ホクナリンテープのTmax
テープを貼るだけで症状が和らぐ。
喘息や薬を嫌がる子供をもつ親にとってはありがたい。
正しい知識が伴わないと実感できない薬かもしれない。
CASE 16
3歳の女の子
既往歴:なし 体重:14kg
他科受診:なし 併用薬:なし
今回の処方(*前回もDo処方を3日分)
Rp1)クラリスドライシロップ小児用 100mg 1g
アスベリン散10% 0.2g
ムコサールドライシロップ1.5% 0.5g
分3 毎食後 3日分
Rp2)ホクナリンテープ0.5mg 3枚
(寝前1枚貼付)
患者のコメント:(母親より)このテープは効かないから、いらないのでは?
薬剤師とのやりとりで得られた情報:
①ホクナリンテープは夜、胸に貼っている。
②Rp1)2)3日分服用済み→SE(-)、コンプライアンス良好
③夜の咳は続いている。朝方の咳は改善している。
□CASE 16の薬歴
♯1 ホクナリンテープの薬識不足によるノンコンプライアンスの恐れ
S) ホクナリンテープは効かない。いらないのでは?夜に咳(+)
O) SE(-)、コンプライアンス良好
貼付時間もNP→朝方の咳は改善
A) ホクナリンテープTmax>10hr、薬識補正必要
P) このテープは即効性がなく、夜に貼って深夜から早朝の咳を
予防するための薬です。効果(+)なので引き続き貼付を。
□解説
ホクナリンテープの特徴をインタビューフォームより抜粋する。
Ⅰ.概要に関する項目
1.開発の経緯
一般に、呼吸機能にはサーカディアンリズム(日内リズム)があり、1 日のうち深夜から早朝にかけて低下することが知られている。特に気管支喘息においてはモーニングディップと呼ばれる早朝の呼吸機能の低下となってあらわれ、これによって起こる早朝発作は患者や介護者の大きな負担になってる。アボット ジャパン(株)ではこれらの問題に対して、ツロブテロールの血中濃度を必要な時間に必要な濃度にコントロールすることで解決し、かつ、全身性の副作用を回避するために、1 日1 回貼付製剤 ホクナリンテープの開発に着手した。
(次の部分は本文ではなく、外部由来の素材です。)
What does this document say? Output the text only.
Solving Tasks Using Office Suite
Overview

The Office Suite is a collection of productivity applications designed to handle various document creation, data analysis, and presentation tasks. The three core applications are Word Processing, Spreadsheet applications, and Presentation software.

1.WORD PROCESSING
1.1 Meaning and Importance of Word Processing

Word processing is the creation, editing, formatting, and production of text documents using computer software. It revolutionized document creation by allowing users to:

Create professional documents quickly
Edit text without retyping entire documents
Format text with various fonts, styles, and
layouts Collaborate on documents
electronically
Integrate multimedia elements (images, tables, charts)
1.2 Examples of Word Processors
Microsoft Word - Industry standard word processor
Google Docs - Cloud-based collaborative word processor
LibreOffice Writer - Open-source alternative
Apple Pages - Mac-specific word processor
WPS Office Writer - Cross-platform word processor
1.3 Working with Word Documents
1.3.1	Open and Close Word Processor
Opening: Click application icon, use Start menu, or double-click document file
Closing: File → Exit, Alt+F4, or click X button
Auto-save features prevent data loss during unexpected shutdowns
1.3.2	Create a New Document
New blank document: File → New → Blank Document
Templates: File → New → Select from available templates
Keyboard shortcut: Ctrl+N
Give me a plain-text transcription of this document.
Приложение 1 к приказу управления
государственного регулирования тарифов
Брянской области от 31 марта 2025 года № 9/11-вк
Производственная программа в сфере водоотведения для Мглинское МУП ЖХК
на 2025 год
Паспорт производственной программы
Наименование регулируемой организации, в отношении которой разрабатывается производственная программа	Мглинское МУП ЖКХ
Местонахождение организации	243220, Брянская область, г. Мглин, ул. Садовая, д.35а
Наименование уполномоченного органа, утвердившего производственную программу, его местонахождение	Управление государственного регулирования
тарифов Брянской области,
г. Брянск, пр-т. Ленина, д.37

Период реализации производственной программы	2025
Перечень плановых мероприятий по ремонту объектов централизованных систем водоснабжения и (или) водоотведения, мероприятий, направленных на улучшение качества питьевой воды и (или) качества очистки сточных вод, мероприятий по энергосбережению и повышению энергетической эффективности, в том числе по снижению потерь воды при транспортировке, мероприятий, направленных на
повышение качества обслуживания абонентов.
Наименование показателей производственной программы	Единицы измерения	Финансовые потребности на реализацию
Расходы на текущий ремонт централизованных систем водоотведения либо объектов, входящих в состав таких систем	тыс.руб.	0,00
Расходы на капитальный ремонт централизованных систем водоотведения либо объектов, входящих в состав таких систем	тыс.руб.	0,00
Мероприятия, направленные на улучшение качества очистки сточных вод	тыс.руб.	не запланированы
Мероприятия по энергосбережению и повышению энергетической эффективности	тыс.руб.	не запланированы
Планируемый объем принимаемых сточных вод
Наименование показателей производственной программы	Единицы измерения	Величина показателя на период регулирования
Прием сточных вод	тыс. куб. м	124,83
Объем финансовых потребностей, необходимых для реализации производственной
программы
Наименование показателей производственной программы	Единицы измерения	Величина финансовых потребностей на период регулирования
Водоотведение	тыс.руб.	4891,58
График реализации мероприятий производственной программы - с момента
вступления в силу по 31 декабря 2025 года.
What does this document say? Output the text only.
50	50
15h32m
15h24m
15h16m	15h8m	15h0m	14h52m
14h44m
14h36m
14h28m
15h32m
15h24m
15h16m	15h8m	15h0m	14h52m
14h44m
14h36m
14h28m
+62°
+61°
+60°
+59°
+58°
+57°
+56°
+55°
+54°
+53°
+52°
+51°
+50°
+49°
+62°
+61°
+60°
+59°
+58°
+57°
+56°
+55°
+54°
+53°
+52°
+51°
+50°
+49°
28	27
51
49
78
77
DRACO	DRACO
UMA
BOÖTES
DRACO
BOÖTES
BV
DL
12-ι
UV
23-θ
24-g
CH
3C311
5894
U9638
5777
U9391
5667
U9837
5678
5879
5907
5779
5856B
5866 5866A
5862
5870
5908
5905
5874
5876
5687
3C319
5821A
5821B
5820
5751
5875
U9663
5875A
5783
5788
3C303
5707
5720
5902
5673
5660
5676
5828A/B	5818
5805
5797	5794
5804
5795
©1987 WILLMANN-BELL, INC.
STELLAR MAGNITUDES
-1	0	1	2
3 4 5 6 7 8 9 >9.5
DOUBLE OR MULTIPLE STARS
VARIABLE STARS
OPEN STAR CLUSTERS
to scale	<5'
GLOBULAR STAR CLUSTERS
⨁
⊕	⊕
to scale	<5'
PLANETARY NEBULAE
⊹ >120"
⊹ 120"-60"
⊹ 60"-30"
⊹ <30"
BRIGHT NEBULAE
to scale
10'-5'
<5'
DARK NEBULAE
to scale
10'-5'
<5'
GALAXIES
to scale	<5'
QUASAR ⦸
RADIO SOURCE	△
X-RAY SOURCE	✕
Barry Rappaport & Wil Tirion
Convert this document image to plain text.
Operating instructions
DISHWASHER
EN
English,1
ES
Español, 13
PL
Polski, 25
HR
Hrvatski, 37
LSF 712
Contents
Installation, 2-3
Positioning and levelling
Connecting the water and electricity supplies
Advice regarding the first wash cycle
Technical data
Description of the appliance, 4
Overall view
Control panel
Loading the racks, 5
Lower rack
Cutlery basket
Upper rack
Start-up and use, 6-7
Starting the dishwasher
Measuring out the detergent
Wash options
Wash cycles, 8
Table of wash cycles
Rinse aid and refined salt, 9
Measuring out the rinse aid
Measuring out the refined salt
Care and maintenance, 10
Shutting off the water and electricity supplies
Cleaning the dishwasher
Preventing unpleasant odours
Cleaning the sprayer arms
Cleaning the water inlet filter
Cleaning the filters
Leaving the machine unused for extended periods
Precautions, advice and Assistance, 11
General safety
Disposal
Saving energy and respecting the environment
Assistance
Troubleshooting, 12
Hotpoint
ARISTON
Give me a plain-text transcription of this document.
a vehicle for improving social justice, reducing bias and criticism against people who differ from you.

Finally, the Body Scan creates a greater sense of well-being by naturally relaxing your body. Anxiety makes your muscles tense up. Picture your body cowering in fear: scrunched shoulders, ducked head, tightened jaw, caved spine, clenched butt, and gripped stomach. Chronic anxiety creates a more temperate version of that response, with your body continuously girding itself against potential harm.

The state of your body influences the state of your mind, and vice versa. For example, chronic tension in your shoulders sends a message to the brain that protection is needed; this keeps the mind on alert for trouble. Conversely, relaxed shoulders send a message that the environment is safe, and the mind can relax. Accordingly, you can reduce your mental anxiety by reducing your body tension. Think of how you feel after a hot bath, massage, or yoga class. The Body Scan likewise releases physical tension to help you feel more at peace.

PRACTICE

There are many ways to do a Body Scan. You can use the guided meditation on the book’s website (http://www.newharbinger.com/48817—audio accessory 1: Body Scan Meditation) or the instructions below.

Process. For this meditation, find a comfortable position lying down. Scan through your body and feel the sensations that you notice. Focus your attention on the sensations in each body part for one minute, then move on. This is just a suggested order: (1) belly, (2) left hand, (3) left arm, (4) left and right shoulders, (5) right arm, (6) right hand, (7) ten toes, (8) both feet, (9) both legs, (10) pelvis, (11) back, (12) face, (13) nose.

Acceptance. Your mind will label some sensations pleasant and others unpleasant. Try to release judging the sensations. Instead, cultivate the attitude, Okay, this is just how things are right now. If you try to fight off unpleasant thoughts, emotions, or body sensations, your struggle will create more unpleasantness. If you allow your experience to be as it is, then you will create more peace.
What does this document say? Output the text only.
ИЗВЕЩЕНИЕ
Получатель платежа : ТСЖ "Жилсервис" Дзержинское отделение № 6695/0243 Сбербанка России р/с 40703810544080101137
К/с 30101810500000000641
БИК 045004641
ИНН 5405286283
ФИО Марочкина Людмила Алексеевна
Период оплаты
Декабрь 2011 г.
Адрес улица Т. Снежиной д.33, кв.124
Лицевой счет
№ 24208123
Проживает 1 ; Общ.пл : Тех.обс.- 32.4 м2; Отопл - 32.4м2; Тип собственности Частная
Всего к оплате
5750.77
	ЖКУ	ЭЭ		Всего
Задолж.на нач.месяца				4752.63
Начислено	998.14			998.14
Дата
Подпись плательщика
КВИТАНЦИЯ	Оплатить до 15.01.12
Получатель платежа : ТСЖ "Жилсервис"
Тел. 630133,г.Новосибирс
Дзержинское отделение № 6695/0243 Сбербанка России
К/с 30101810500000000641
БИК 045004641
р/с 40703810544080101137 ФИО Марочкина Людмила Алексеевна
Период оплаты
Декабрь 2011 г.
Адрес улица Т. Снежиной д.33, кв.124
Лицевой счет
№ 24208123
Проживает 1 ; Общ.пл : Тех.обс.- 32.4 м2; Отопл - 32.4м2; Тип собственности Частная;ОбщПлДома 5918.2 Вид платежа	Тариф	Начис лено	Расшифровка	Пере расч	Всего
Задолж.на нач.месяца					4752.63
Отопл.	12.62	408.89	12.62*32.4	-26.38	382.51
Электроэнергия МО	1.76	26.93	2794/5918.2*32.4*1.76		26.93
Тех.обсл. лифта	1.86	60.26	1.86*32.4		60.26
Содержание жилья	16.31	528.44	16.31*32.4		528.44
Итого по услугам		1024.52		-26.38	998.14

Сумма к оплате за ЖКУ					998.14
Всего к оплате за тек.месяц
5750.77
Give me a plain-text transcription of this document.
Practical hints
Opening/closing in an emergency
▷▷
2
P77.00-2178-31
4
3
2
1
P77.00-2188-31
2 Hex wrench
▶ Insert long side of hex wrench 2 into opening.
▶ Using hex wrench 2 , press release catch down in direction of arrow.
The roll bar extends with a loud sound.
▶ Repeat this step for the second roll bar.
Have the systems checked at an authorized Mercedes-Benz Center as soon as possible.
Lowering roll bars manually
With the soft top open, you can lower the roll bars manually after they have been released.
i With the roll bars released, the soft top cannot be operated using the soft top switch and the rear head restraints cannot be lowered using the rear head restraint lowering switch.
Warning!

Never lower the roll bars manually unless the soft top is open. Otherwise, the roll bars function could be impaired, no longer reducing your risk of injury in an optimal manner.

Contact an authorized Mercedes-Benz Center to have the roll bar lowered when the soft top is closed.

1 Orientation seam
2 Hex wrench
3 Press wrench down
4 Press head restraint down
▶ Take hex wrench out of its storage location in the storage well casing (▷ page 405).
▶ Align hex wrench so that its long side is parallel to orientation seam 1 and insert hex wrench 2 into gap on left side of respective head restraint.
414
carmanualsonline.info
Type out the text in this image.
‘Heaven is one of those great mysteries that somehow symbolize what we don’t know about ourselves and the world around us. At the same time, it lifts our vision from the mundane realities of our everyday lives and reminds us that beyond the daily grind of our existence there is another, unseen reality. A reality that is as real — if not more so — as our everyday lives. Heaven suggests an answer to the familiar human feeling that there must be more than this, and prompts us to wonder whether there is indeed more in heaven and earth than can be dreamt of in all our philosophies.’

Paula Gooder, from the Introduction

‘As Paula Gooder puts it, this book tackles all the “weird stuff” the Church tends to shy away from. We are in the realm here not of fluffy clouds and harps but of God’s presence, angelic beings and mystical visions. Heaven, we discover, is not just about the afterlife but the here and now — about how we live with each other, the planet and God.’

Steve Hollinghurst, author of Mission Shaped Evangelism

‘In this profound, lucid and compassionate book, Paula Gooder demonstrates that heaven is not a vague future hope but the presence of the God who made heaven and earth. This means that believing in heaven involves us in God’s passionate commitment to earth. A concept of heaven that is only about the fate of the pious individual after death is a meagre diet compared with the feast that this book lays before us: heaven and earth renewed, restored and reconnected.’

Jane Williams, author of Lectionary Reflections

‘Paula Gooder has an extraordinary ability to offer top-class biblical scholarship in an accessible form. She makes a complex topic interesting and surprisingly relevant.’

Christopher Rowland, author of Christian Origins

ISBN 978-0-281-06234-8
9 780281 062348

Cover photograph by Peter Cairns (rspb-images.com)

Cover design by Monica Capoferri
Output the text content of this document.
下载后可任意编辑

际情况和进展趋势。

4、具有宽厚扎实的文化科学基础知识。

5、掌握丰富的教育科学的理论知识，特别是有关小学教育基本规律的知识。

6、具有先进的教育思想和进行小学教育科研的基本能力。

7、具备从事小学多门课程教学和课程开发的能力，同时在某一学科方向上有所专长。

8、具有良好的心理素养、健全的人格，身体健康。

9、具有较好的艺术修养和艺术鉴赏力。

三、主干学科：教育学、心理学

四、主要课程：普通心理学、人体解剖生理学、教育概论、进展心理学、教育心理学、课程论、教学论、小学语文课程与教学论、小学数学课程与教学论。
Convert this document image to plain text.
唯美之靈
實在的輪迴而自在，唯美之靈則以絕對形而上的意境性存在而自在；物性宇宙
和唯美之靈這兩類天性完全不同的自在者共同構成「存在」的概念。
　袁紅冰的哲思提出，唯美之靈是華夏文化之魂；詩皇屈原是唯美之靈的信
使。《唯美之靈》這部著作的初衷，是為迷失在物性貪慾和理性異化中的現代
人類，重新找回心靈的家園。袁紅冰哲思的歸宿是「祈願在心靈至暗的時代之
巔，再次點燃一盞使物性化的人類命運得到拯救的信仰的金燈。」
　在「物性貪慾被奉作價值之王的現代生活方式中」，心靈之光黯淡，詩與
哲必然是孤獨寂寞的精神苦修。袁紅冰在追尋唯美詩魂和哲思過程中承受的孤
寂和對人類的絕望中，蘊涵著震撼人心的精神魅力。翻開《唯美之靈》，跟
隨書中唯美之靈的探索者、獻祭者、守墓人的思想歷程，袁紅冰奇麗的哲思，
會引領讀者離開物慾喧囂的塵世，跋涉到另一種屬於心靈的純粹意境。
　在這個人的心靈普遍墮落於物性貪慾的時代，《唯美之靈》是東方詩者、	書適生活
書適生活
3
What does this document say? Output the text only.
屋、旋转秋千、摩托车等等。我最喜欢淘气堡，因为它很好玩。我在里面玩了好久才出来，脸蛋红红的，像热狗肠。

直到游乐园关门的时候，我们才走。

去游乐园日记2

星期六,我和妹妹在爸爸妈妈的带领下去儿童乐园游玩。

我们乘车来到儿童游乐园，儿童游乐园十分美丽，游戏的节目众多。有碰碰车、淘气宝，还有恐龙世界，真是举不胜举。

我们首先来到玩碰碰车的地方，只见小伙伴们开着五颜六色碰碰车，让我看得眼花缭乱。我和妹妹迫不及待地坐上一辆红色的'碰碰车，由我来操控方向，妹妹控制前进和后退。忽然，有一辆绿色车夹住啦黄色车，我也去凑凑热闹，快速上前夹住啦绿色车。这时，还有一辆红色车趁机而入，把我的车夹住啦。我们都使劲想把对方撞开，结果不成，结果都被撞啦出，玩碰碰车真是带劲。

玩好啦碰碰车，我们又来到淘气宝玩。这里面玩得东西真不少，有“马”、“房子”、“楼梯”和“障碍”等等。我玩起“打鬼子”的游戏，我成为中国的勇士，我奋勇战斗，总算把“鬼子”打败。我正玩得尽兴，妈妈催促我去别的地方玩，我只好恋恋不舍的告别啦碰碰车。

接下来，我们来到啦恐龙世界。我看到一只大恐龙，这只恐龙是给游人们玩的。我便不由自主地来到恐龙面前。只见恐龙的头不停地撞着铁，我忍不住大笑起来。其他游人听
定常状態までに要する時間 は、t 1/2(≒10hr) x 4~5 = 40hr~50hrであり、Tmaxは子供で14hr、成人で11hrと、即効性は期待できない薬剤である。つまり貼付時間が重要であり、かつその意味を伝えておく必要がある。そのような意味で、A)にはホクナリンテープのTmaxと薬識補正との言葉を使用した。ちなみに、薬そのものの情報はO)ではなくA)に記載するのが正しい。O)は患者の情報である(参照:服薬ケア研究会(H21.1.11))。
□考察
ホクナリンテープは実にユニークでありがたい薬だ。喘息の子供を持つ親にとっては、精神安定剤みたいな薬でもある。ちょっと調子の悪いときには、「念のためテープを貼っておこう」ということもできる。もちろん、ちゃんとした薬識があってこそできるのである。「なぜ、寝前に貼るのか」の説明を省いては、効果を実感するどころかノンコンプライアンスを招く恐れもある。取り説のない電化製品より性質が悪い。
外用薬は使い方が効き目を左右する。外用薬と薬剤師は使いようである。